Seibo Shen, a San Francisco entrepreneur who experienced a meteoric level of success in the tech industry, has spoken on behalf of the Drug Policy Alliance in front of community groups with a large number of Asian-Americans.

“Asian populations in California are often likely to try to block dispensaries before they come into their neighborhoods,” Shen says. “I come to them with facts, like when dispensaries open it actually decreases crime in the area. Conversations, one-on-one or in small groups, can change minds.”

Shen had been collecting vaporizers since the late 1990s, but it took a high-flying career in technology and an “early mid-life crisis” to make him consider building a better one. Shen was an early employee of multiple startups that were eventually bought out or went public, including Jigsaw, SuccessFactors, E2open, Yammer and Fliptop.

In 2010, he raised $500,000 to start VapeXhale. Its first product, the Cloud EVO desktop vaporizer, hit the market with critical acclaim in 2013.

Shen says he wants to use his influence to “bridge communities” between older Asian-Americans, like his parents, and people who are already pro-cannabis.

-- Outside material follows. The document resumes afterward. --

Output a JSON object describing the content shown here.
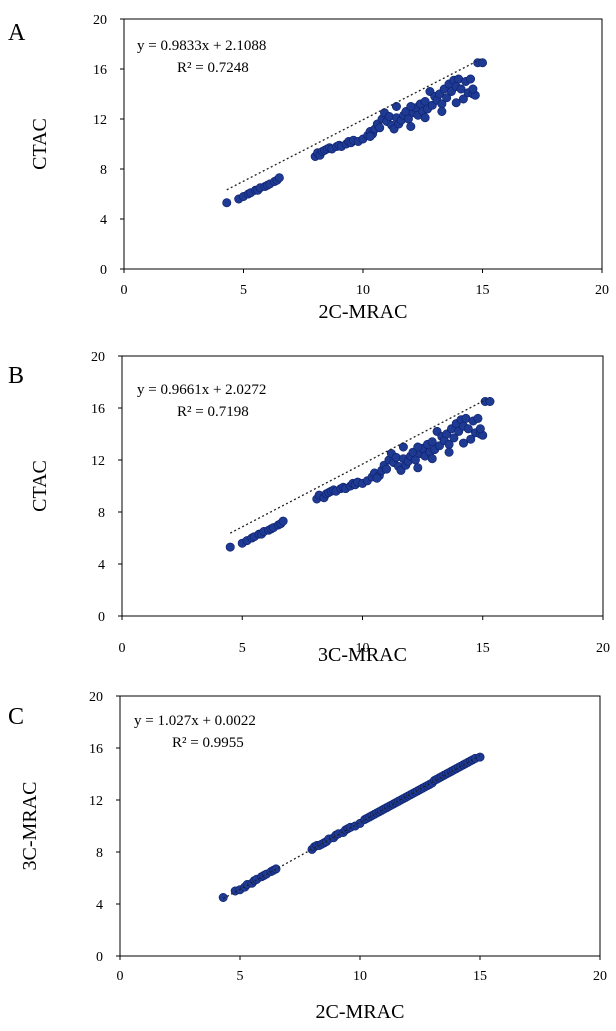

“(My family is) from Taiwan,” the VapeXhale CEO says, “and when you go to the airport there you’ll see signs saying possession of marijuana or any narcotics is punishable by death.”

Both Shen’s parents work in the health care field. His father is a pharmacist who’s studied both Western medicine and traditional Chinese medicine; his mother is a nurse. It was the illegality of using marijuana for recreational use that made his parents skeptical and concerned about his new venture.

But one unexpected spokesman helped change their minds.

“One hour of Sanjay Gupta’s special on CNN did more good than 15 years of me convincing them of the benefits of cannabis,” Shen says.

Now, he wants to replicate his parents’ journey from being anti-marijuana to at least being open about its potential, with or without the help of a cable TV doctor.

Although they still don’t use cannabis, Shen says his parents are now his company’s biggest boosters.

“I want to normalize this experience so other communities of color can talk to their parents,” Shen says.